The Intel Core i7 processor also features Hyper-Threading technology, which allows two threads to run simultaneously on each processor core, providing eight virtual cores for increased performance.

More info about Apple’s powerful new iMacs here.

[Thanks to MacDailyNews Readers too numerous to mention individually for the heads up.]

40 Comments

  1. @bitter

    you’re gonna have to yell real loud before anyone at Apple hears you.

    I can barely hear you myself over the whooping and hollaring going on from those were told their new Macs are on the way.

    Meanwhile bitter blu sulks away

  2. What the heck with blu ray on a tiny 27 inch screen. you got to sit two feet away for it to be of any advantage. If you want it for TV and sit at a normal range of 7 or 8 feet you can’t see the difference in 720P and 1080P. I have a playstation blu ray and a 60 in Pioneer Kuro. Got to sit within 10 feet for that to make any difference. Blu ray is over rayted I say.

  3. My i7 is on its way!

    Someone published Geekbench scores on an i5 with four gigs of RAM on a Mac Rumors thread. It scored 51% faster than the new Core 2 Duo 3.06GHz. That’s 6496 vs 4297.
    I think an i7 with eight gigs of RAM might best that!

    My MDD Dual G4 scores around 1048. Hmmm. I think I might miss the Windtunnel background noise. It reminds me of a fast taxiing Convair 880.

    I’m so giddy my stomach is fluttering!

  4. Ours can’t come quickly enough! We still get good performance out of the 2007 iMac (especially with the new system updates, wow), but the i7 is going to be a real treat. I only hope it doesn’t need too much fanning.

  5. I have an aging 2.5Ghz G5 at home. It runs Leopard, and CS3 well enough, but at work I have a 2009, 2.66 GHz Intel Core 2 Duo iMac, with 4 GB of RAM. My whole art dept is using them now. I have found for most graphics work, yes, even Photoshop, these machines are adequate.

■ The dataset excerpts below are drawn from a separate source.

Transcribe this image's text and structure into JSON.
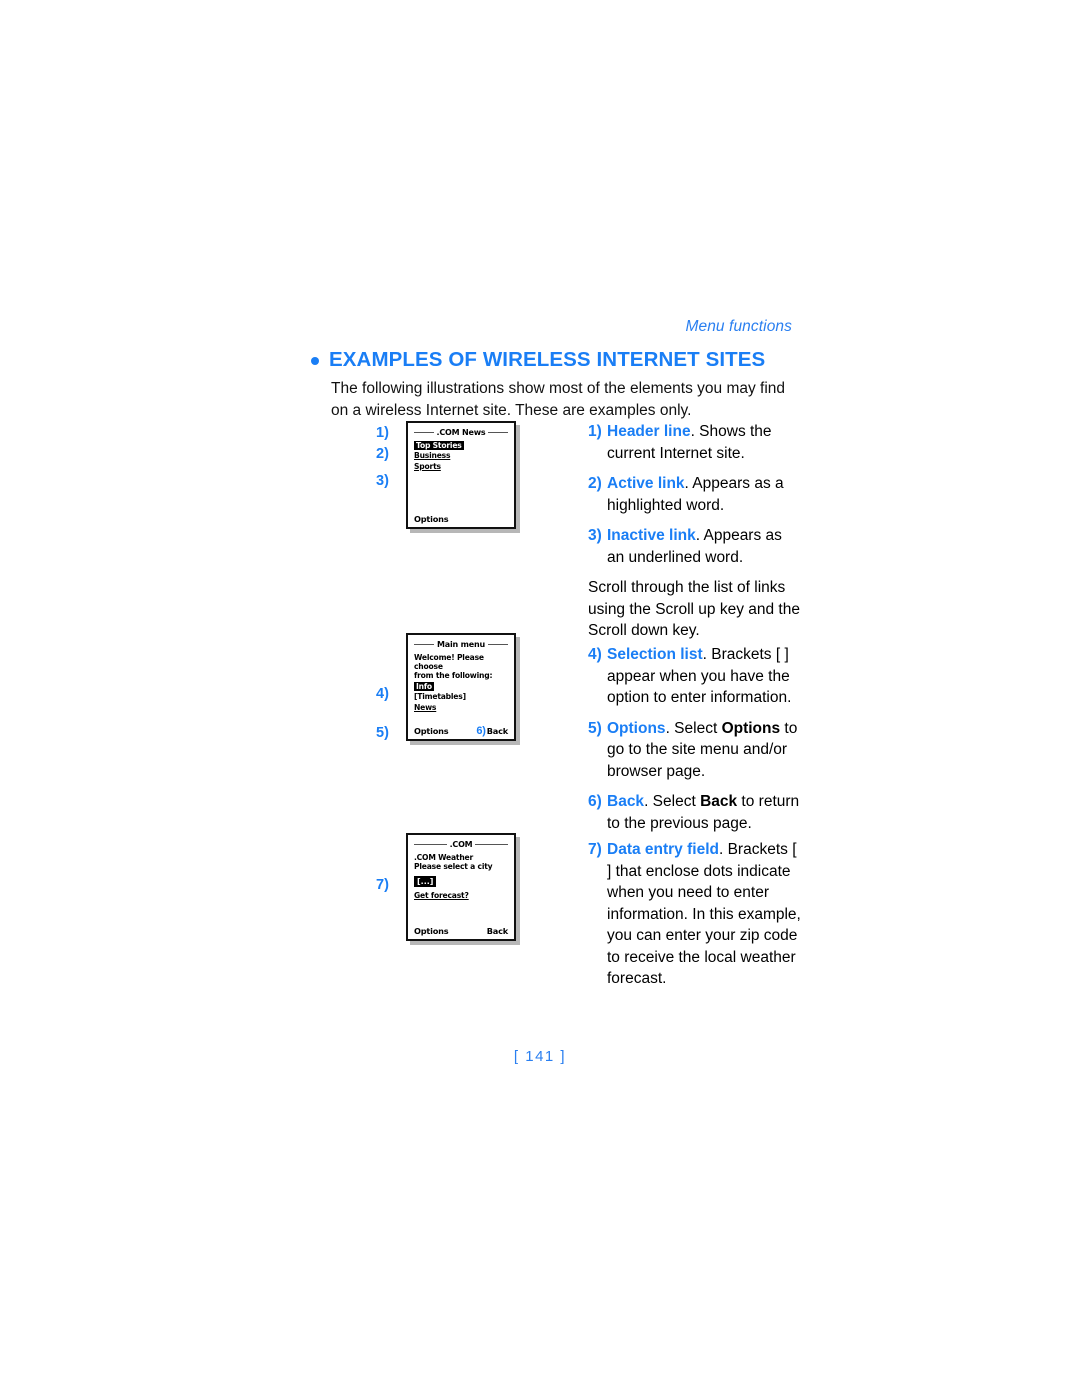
{
  "running_head": "Menu functions",
  "heading": "EXAMPLES OF WIRELESS INTERNET SITES",
  "intro": "The following illustrations show most of the elements you may find on a wireless Internet site. These are examples only.",
  "folio": "[ 141 ]",
  "colors": {
    "accent_blue": "#1a7ef5",
    "running_head_blue": "#2a7ff0",
    "body_text": "#111111"
  },
  "figures": [
    {
      "id": "news-screen",
      "markers": [
        "1)",
        "2)",
        "3)"
      ],
      "header": ".COM News",
      "items": [
        {
          "label": "Top Stories",
          "style": "active"
        },
        {
          "label": "Business",
          "style": "inactive"
        },
        {
          "label": "Sports",
          "style": "inactive"
        }
      ],
      "softkey_left": "Options",
      "softkey_right": "",
      "softkey_right_marker": ""
    },
    {
      "id": "main-menu-screen",
      "markers": [
        "4)",
        "5)"
      ],
      "header": "Main menu",
      "intro_line1": "Welcome! Please choose",
      "intro_line2": "from the following:",
      "items": [
        {
          "label": "Info",
          "style": "active"
        },
        {
          "label": "[Timetables]",
          "style": "plain"
        },
        {
          "label": "News",
          "style": "inactive"
        }
      ],
      "softkey_left": "Options",
      "softkey_right": "Back",
      "softkey_right_marker": "6)"
    },
    {
      "id": "weather-screen",
      "markers": [
        "7)"
      ],
      "header": ".COM",
      "intro_line1": ".COM Weather",
      "intro_line2": "Please select a city",
      "entry_field": "[...]",
      "items": [
        {
          "label": "Get forecast?",
          "style": "inactive"
        }
      ],
      "softkey_left": "Options",
      "softkey_right": "Back",
      "softkey_right_marker": ""
    }
  ],
  "notes": {
    "group1": [
      {
        "num": "1)",
        "term": "Header line",
        "rest": ". Shows the current Internet site."
      },
      {
        "num": "2)",
        "term": "Active link",
        "rest": ". Appears as a highlighted word."
      },
      {
        "num": "3)",
        "term": "Inactive link",
        "rest": ". Appears as an underlined word."
      }
    ],
    "scroll_paragraph": {
      "part1": "Scroll through the list of links using the ",
      "bold1": "Scroll up",
      "part2": " key and the ",
      "bold2": "Scroll down",
      "part3": " key."
    },
    "group2": [
      {
        "num": "4)",
        "term": "Selection list",
        "rest": ". Brackets [ ] appear when you have the option to enter information."
      },
      {
        "num": "5)",
        "term": "Options",
        "rest_pre": ". Select ",
        "bold": "Options",
        "rest_post": " to go to the site menu and/or browser page."
      },
      {
        "num": "6)",
        "term": "Back",
        "rest_pre": ". Select ",
        "bold": "Back",
        "rest_post": " to return to the previous page."
      }
    ],
    "group3": [
      {
        "num": "7)",
        "term": "Data entry field",
        "rest": ". Brackets [ ] that enclose dots indicate when you need to enter information. In this example, you can enter your zip code to receive the local weather forecast."
      }
    ]
  }
}
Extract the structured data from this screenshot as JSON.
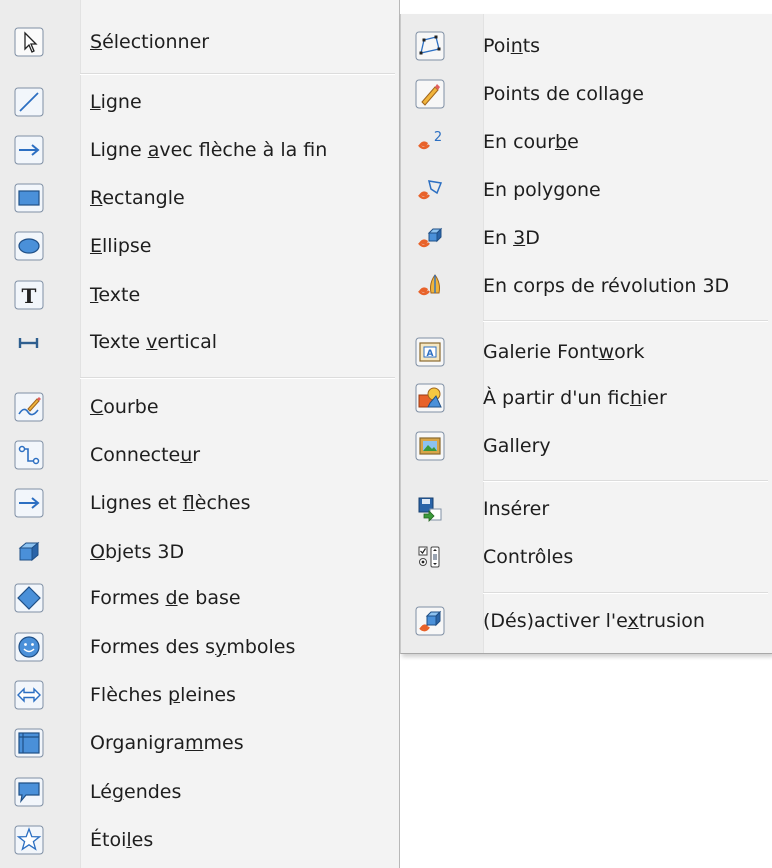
{
  "left_menu": {
    "items": [
      {
        "pre": "",
        "u": "S",
        "post": "électionner",
        "icon": "cursor-arrow-icon"
      },
      {
        "pre": "",
        "u": "L",
        "post": "igne",
        "icon": "line-icon"
      },
      {
        "pre": "Ligne ",
        "u": "a",
        "post": "vec flèche à la fin",
        "icon": "line-with-arrow-icon"
      },
      {
        "pre": "",
        "u": "R",
        "post": "ectangle",
        "icon": "rectangle-icon"
      },
      {
        "pre": "",
        "u": "E",
        "post": "llipse",
        "icon": "ellipse-icon"
      },
      {
        "pre": "",
        "u": "T",
        "post": "exte",
        "icon": "text-icon"
      },
      {
        "pre": "Texte ",
        "u": "v",
        "post": "ertical",
        "icon": "vertical-text-icon"
      },
      {
        "pre": "",
        "u": "C",
        "post": "ourbe",
        "icon": "curve-pencil-icon"
      },
      {
        "pre": "Connecte",
        "u": "u",
        "post": "r",
        "icon": "connector-icon"
      },
      {
        "pre": "Lignes et ",
        "u": "f",
        "post": "lèches",
        "icon": "lines-arrows-icon"
      },
      {
        "pre": "",
        "u": "O",
        "post": "bjets 3D",
        "icon": "cube-3d-icon"
      },
      {
        "pre": "Formes ",
        "u": "d",
        "post": "e base",
        "icon": "diamond-icon"
      },
      {
        "pre": "Formes des s",
        "u": "y",
        "post": "mboles",
        "icon": "smiley-icon"
      },
      {
        "pre": "Flèches ",
        "u": "p",
        "post": "leines",
        "icon": "double-arrow-icon"
      },
      {
        "pre": "Organigra",
        "u": "m",
        "post": "mes",
        "icon": "flowchart-icon"
      },
      {
        "pre": "Lé",
        "u": "g",
        "post": "endes",
        "icon": "callout-icon"
      },
      {
        "pre": "Étoi",
        "u": "l",
        "post": "es",
        "icon": "star-icon"
      }
    ]
  },
  "right_menu": {
    "items": [
      {
        "pre": "Poi",
        "u": "n",
        "post": "ts",
        "icon": "points-icon"
      },
      {
        "pre": "Points de collage",
        "u": "",
        "post": "",
        "icon": "glue-points-icon"
      },
      {
        "pre": "En cour",
        "u": "b",
        "post": "e",
        "icon": "to-curve-icon"
      },
      {
        "pre": "En polygone",
        "u": "",
        "post": "",
        "icon": "to-polygon-icon"
      },
      {
        "pre": "En ",
        "u": "3",
        "post": "D",
        "icon": "to-3d-icon"
      },
      {
        "pre": "En corps de révolution 3D",
        "u": "",
        "post": "",
        "icon": "to-3d-rotation-icon"
      },
      {
        "pre": "Galerie Font",
        "u": "w",
        "post": "ork",
        "icon": "fontwork-icon"
      },
      {
        "pre": "À partir d'un fic",
        "u": "h",
        "post": "ier",
        "icon": "from-file-icon"
      },
      {
        "pre": "Gallery",
        "u": "",
        "post": "",
        "icon": "gallery-icon"
      },
      {
        "pre": "Insérer",
        "u": "",
        "post": "",
        "icon": "insert-icon"
      },
      {
        "pre": "Contrôles",
        "u": "",
        "post": "",
        "icon": "controls-icon"
      },
      {
        "pre": "(Dés)activer l'e",
        "u": "x",
        "post": "trusion",
        "icon": "extrusion-toggle-icon"
      }
    ]
  }
}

I would still prefer a Mac Pro, but in this bad economy, we’re lucky they didn’t give us all Pentium Pro machines, running Windows 95. based on my experience with the iMac at work, I decided to order an i7 iMac for my freelance at home. Its an iMac, but it will still blow the doors off my old G5, all 9 fans included. ” width=”19″ height=”19″ alt=”LOL” style=”border:0;” />

  6. So, with i7’s HyperThreading on a 4 core machine, how should I expect 8GB of RAM to be distributed? When the machine is being pushed hard (video codec or something), wouldn’t the resultant allocation of only 1GB per core perform slower than 2 GB per core on an 8GB i5? Will I have to upgrade to 16GB to actually take advantage of HT, or will the OS handle this intelligently?

  7. Jon C: So, with i7’s HyperThreading on a 4 core machine, how should I expect 8GB of RAM to be distributed? When the machine is being pushed hard (video codec or something), wouldn’t the resultant allocation of only 1GB per core perform slower than 2 GB per core on an 8GB i5? Will I have to upgrade to 16GB to actually take advantage of HT, or will the OS handle this intelligently?

    Don’t worry about that. Memory is not partitioned among the cores (or the virtual ones with HyperThreading).

    Instead all the cores will “see” the same memory and use it concurrently.

    The speedup through multiple cores is the result of – for instance – an image transformation breaking up the image into parts and handing each of these parts to a separate core to process. So additional cores don’t need any significant amount of additional memory (beyond a few megabytes for management and stacks), they just can work faster on the same data in memory than a single core could on its own.

  8. G4Dualie
    Sorry, dude…YOU ARE WRONG !
    I’ve going to upgrade from a G5, but nice try anyway incorrectly identifiying me as a PC user. NEVER OWNED a PC.
    But I did have a TRS-80, Color Computer, Vic 20, Atari 400, Atari 800, and an Amiga, before I got the G5.
    By the way the Amiga with 4,096 colors was even MORE insanely great, than the early macs– which were BLACK AND WHITE….cause Steve Jobs ain’t ALWAYS right.